September 11, 2013

Star Trek Enterprise: "The Xindi"

After six weeks of fruitlessly searching the Delphic Expanse, the crew of the Enterprise receive a tip from a freighter captain: a member of the elusive Xindi is a prisoner on a nearby mining planet. While Archer and Reed head planetside to negotiate for the prisoner's release, Dr Phlox attempts to convince Subcommander T'Pol to help Trip with his insomnia.

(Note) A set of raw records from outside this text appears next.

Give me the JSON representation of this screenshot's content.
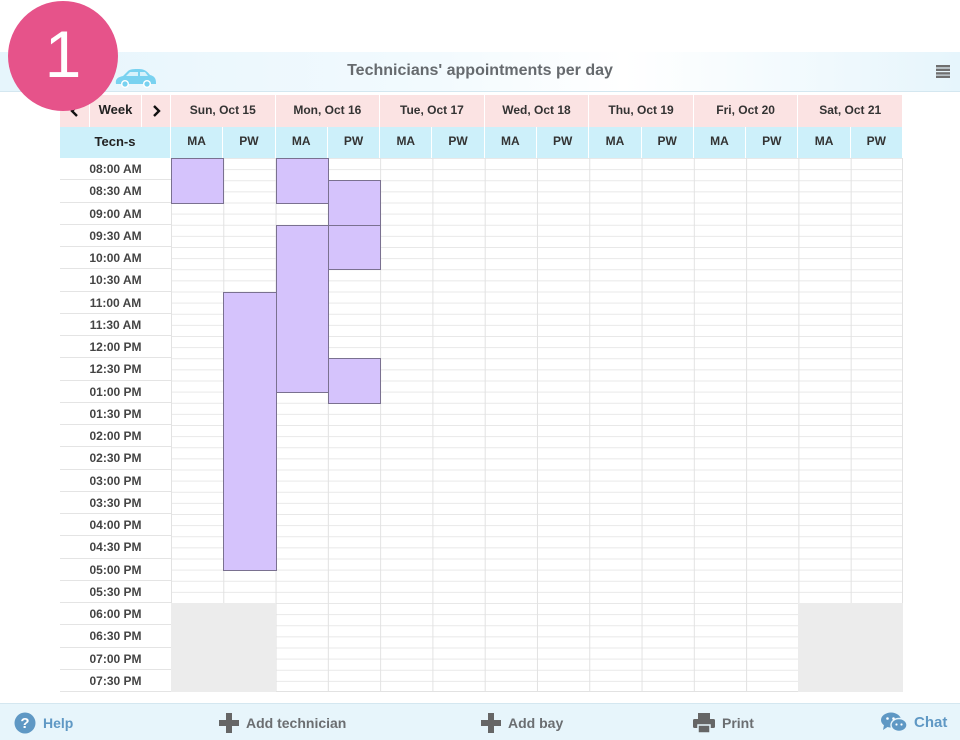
{
  "step_number": "1",
  "header": {
    "title": "Technicians' appointments per day",
    "logo_icon": "car-icon",
    "menu_icon": "menu-icon"
  },
  "calendar": {
    "week_label": "Week",
    "tech_label": "Tecn-s",
    "days": [
      {
        "label": "Sun, Oct 15",
        "techs": [
          "MA",
          "PW"
        ]
      },
      {
        "label": "Mon, Oct 16",
        "techs": [
          "MA",
          "PW"
        ]
      },
      {
        "label": "Tue, Oct 17",
        "techs": [
          "MA",
          "PW"
        ]
      },
      {
        "label": "Wed, Oct 18",
        "techs": [
          "MA",
          "PW"
        ]
      },
      {
        "label": "Thu, Oct 19",
        "techs": [
          "MA",
          "PW"
        ]
      },
      {
        "label": "Fri, Oct 20",
        "techs": [
          "MA",
          "PW"
        ]
      },
      {
        "label": "Sat, Oct 21",
        "techs": [
          "MA",
          "PW"
        ]
      }
    ],
    "times": [
      "08:00 AM",
      "08:30 AM",
      "09:00 AM",
      "09:30 AM",
      "10:00 AM",
      "10:30 AM",
      "11:00 AM",
      "11:30 AM",
      "12:00 PM",
      "12:30 PM",
      "01:00 PM",
      "01:30 PM",
      "02:00 PM",
      "02:30 PM",
      "03:00 PM",
      "03:30 PM",
      "04:00 PM",
      "04:30 PM",
      "05:00 PM",
      "05:30 PM",
      "06:00 PM",
      "06:30 PM",
      "07:00 PM",
      "07:30 PM"
    ],
    "closed": [
      {
        "day": 0,
        "from": 20,
        "to": 24
      },
      {
        "day": 6,
        "from": 20,
        "to": 24
      }
    ],
    "appointments": [
      {
        "day": 0,
        "tech": 0,
        "start": "08:00 AM",
        "end": "09:00 AM"
      },
      {
        "day": 0,
        "tech": 1,
        "start": "11:00 AM",
        "end": "05:15 PM"
      },
      {
        "day": 1,
        "tech": 0,
        "start": "08:00 AM",
        "end": "09:00 AM"
      },
      {
        "day": 1,
        "tech": 0,
        "start": "09:30 AM",
        "end": "01:15 PM"
      },
      {
        "day": 1,
        "tech": 1,
        "start": "08:30 AM",
        "end": "09:30 AM"
      },
      {
        "day": 1,
        "tech": 1,
        "start": "09:30 AM",
        "end": "10:30 AM"
      },
      {
        "day": 1,
        "tech": 1,
        "start": "12:30 PM",
        "end": "01:30 PM"
      }
    ],
    "appointment_color": "#d5c3fc"
  },
  "footer": {
    "help": "Help",
    "add_technician": "Add technician",
    "add_bay": "Add bay",
    "print": "Print",
    "chat": "Chat"
  }
}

So begins the great re-imagining of Enterprise, now Star Trek: Enterprise just in case the reason viewers were turning away in droves was because they didn't realise that a science fiction series set on a spaceship called the Enterprise with a Vulcan on the ship and regular appearances by Klingons was actually Star Trek. Season 3 forms one big 26-episode story arc as the Enterprise searches the Delphic Expanse for the mysterious Xindi so as to prevent the destruction of the Earth at their hands. I really hope the arc improves on this first week, otherwise this is going to be a really long season.

The Enteprise now has a team of space marines on it, led by Major Hayes (Stephen Culp). I like Culp as an actor - I just wish he was in a more interesting role. There's not really a point to the marines (or MACOs as they're apparently called) other than to emphasise to the audience that 'this is really dangerous, so dangerous that even Starfleet's own well-trained security personnel aren't able to cope'. It's a bit silly, and to add insult to injury the script even has Lt Reed point this out.

T'Pol gets a makeover: new costume, new hair, both of which seem to aggressively feminise her against any previous representatives of her personality. The episode also takes the opportunity yet again to get T'Pol's shirt off. It leaves an unpleasant taste in the mouth. The writers (showrunners Rick Berman and Brannon Braga) also shoe-horn into the series a budding romance between T'Pol and Trip. I don't mind the idea at all, but it seems very abrupt and would have benefitted from a slower shift in romantic gears. As presented, I don't buy it.

The core plot of the episode, in which Archer and Reed are tricked by the mine owner and imprisoned alongside the Xindi they hoped to rescue, is very by-the-numbers and utterly disposable. All up, this is pretty much a throwaway episode seasoned with a few extra annoying and mildly offensive bits. That leads me to give "The Xindi" a 'no' vote. As I noted earlier, I really hope the season improves from here.